De outra forma, quando o texto da Súmula se refere à “justificada a excepcionalidade por escrito” podemos vislumbrar como nossos legisladores estão longe do cotidiano das pessoas comuns, vítimas dos chamados crimes tradicionais como assaltos, roubo, lesões corporais e outros. Para as Polícias estaduais, que atendem estes ilícitos, excepcionalidade a ser justificada por escrito é a situação da não necessidade da utilização de algemas, pois invariavelmente os presos deste segmento da criminalidade, e que são 90% dos casos, praticam seus delitos na maioria das vezes sob a ação de substâncias psicotrópicas, são reincidentes, procurados pela Justiça, foragidos do sistema prisional, e não raro, possuidores de comportamento tido como de alto grau de brutalidade e violência.
Estes dois dispositivos legais, analisados em um contexto caótico que apresenta na atualidade; 550 mil mandados de prisão a serem cumpridos no país, aos 1,5 milhões de foragidos da Justiça, à falta de infra-estrutura, doutrina, treinamento e pessoal das polícias estaduais, ao caos no sistema penitenciário que torna impossível a ressocialização e à sobrecarga no sistema judiciário deve ocasionar um efeito contrário ao desejado, ou seja, o recrudescimento da violência e da criminalidade no Brasil.

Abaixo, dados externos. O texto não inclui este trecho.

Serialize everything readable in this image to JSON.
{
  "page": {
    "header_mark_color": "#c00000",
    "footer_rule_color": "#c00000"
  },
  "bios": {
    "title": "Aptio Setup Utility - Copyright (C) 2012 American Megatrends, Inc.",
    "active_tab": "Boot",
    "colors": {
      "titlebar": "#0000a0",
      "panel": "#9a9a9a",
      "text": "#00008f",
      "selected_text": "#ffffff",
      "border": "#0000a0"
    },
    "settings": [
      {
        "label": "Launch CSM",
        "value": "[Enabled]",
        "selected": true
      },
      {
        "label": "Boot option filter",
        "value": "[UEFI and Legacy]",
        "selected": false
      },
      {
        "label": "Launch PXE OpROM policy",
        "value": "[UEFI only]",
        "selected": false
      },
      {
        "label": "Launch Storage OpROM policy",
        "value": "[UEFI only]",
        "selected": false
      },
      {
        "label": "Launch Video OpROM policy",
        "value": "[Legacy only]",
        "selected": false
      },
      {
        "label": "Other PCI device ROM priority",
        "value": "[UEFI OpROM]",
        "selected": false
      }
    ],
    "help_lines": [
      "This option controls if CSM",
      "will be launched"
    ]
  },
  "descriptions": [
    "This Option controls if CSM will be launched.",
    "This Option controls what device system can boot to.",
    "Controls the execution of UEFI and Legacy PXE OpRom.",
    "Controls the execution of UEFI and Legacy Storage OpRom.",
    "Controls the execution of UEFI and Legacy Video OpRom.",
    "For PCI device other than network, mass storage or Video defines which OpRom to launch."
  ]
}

Aliado a estes fatores, é observado o fortalecimento de organizações como o PCC, o Comando Vermelho e as Milícias, o primeiro, a maior organização criminosa da América Latina com mais de 20 mil integrantes . Praticaram, em agosto de 2006, ações terroristas em São Paulo com 1.029 atentados, 56 mortos e mais de 50 transportes coletivos incendiados, explosão de bombas em prédios públicos, dentre outras ações. O Comando Vermelho também se manifestou em dezembro de 2006, no Rio de Janeiro, com o mesmo modus operandi, a exemplo das ações do IRA e o ETA nas décadas de 70/80. Por este motivo, o habeas-corpus concedido pelo STF a integrantes do PCC/CV, os mesmos que planejaram em 2004, uma “tomada de assalto” a Penitenciária carioca de Franco da Rocha com o objetivo de libertar 1.279 detentos, se constitui em mais um fator de desmotivação às autoridades policiais, além de precedente jurídico para ações futuras destas organizações.
Neste cenário, de elevados riscos à sociedade brasileira que clama por segurança (recente pesquisa revelou que 89% dos brasileiros acreditam que a segurança é hoje, o principal problema do país, 81,5% dos entrevistados defendem a maioridade penal aos 16 anos e outros 49% são a favor da pena de morte) o crime organizado só tem a agradecer às autoridades, enquanto a crise se aprofunda e aguardamos o próximo ataque.